One of the main themes of The Gift, it appears, is remembrance. Time. Nostalgia. A return to childhood. I’ve picked up 2 motifs in the book: keys (keys, lost keys, forgotten keys, keys for the new apartment, key to wake up “the tropical songbird”, keys in Chernyshevski’s maid’s hand, etc.), and clocks and watches (a poem about a man from the clock shop, a pendulum clock that seems to measure his insomnias, a misbehaving watch, giant clocks in watch-makers’ shops, etc.). What can be more fitting? 

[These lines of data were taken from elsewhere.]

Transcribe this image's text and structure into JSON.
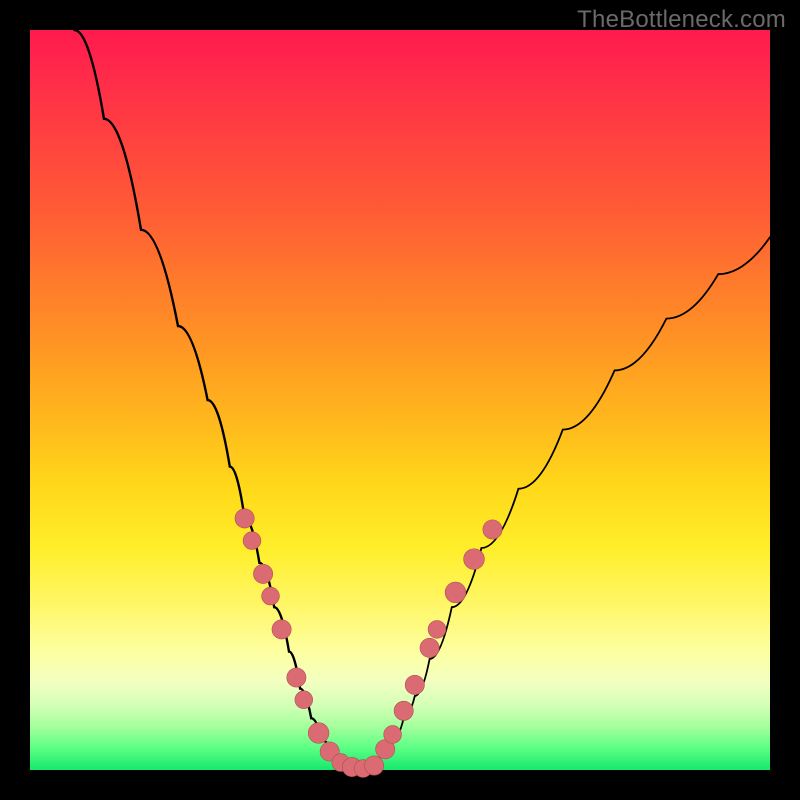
{
  "watermark": "TheBottleneck.com",
  "colors": {
    "background": "#000000",
    "gradient_top": "#ff1a4d",
    "gradient_mid": "#ffd91a",
    "gradient_bottom": "#15e96e",
    "curve": "#000000",
    "marker_fill": "#db6b72",
    "marker_stroke": "#b34c54"
  },
  "chart_data": {
    "type": "line",
    "title": "",
    "xlabel": "",
    "ylabel": "",
    "xlim": [
      0,
      100
    ],
    "ylim": [
      0,
      100
    ],
    "grid": false,
    "legend": null,
    "series": [
      {
        "name": "left-branch",
        "x": [
          6,
          10,
          15,
          20,
          24,
          27,
          29,
          31,
          33,
          35,
          36.5,
          38,
          39.5,
          41,
          43,
          44
        ],
        "y": [
          100,
          88,
          73,
          60,
          50,
          41,
          34,
          28,
          22,
          16,
          11,
          7,
          4,
          2,
          0.5,
          0
        ]
      },
      {
        "name": "right-branch",
        "x": [
          44,
          46,
          47.5,
          49,
          50.5,
          52,
          54,
          57,
          61,
          66,
          72,
          79,
          86,
          93,
          100
        ],
        "y": [
          0,
          0.5,
          2,
          4,
          7,
          10,
          15,
          22,
          30,
          38,
          46,
          54,
          61,
          67,
          72
        ]
      }
    ],
    "markers": [
      {
        "branch": "left",
        "x": 29.0,
        "y": 34.0,
        "r": 1.3
      },
      {
        "branch": "left",
        "x": 30.0,
        "y": 31.0,
        "r": 1.2
      },
      {
        "branch": "left",
        "x": 31.5,
        "y": 26.5,
        "r": 1.3
      },
      {
        "branch": "left",
        "x": 32.5,
        "y": 23.5,
        "r": 1.2
      },
      {
        "branch": "left",
        "x": 34.0,
        "y": 19.0,
        "r": 1.3
      },
      {
        "branch": "left",
        "x": 36.0,
        "y": 12.5,
        "r": 1.3
      },
      {
        "branch": "left",
        "x": 37.0,
        "y": 9.5,
        "r": 1.2
      },
      {
        "branch": "left",
        "x": 39.0,
        "y": 5.0,
        "r": 1.4
      },
      {
        "branch": "left",
        "x": 40.5,
        "y": 2.5,
        "r": 1.3
      },
      {
        "branch": "left",
        "x": 42.0,
        "y": 1.0,
        "r": 1.2
      },
      {
        "branch": "left",
        "x": 43.5,
        "y": 0.4,
        "r": 1.3
      },
      {
        "branch": "left",
        "x": 45.0,
        "y": 0.2,
        "r": 1.2
      },
      {
        "branch": "right",
        "x": 46.5,
        "y": 0.6,
        "r": 1.3
      },
      {
        "branch": "right",
        "x": 48.0,
        "y": 2.8,
        "r": 1.3
      },
      {
        "branch": "right",
        "x": 49.0,
        "y": 4.8,
        "r": 1.2
      },
      {
        "branch": "right",
        "x": 50.5,
        "y": 8.0,
        "r": 1.3
      },
      {
        "branch": "right",
        "x": 52.0,
        "y": 11.5,
        "r": 1.3
      },
      {
        "branch": "right",
        "x": 54.0,
        "y": 16.5,
        "r": 1.3
      },
      {
        "branch": "right",
        "x": 55.0,
        "y": 19.0,
        "r": 1.2
      },
      {
        "branch": "right",
        "x": 57.5,
        "y": 24.0,
        "r": 1.4
      },
      {
        "branch": "right",
        "x": 60.0,
        "y": 28.5,
        "r": 1.4
      },
      {
        "branch": "right",
        "x": 62.5,
        "y": 32.5,
        "r": 1.3
      }
    ]
  }
}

But here is a passage about time that is quite something else, and particularly interesting: 
“Yasha and I had entered Berlin University at almost exactly the same time, but I did not know him although we must have passed each other many times. Diversity of subjects—he took philosophy, I studied infusoria—diminished the possibility of our association. If I were to return now into that past, enriched in but one respect—awareness of the present day—and retrace exactly all my interloping steps, then I would certainly notice his face, now so familiar to me through snapshots. It is a funny thing, when you imagine yourself returning into the past with the contraband of the present, how weird it would be to encounter there, in unexpected places, the prototypes of today’s acquaintances, so young and fresh, who in a kind of lucid lunacy do not recognize you; thus a woman, for instance, whom you loves since yesterday, appears as a young girl, standing practically next to one in a crowded train, while the chance passerby who 15 years ago asked you the way in the street now works in the same office as you. Among this throng of the past only a dozen or so faces would acquire this anachronistic importance: low cards transfigured by the radiance of the trump. And then how confidently one could… But alas, even when you do happen, in a dream, to make such a return journey, then, at the border of the past your present intellect is completely invalidated, and amid the surroundings of a classroom hastily assembled by the nightmare’s clumsy property man, you again do not know your lesson—with all the forgotten shades of those school throes of old.”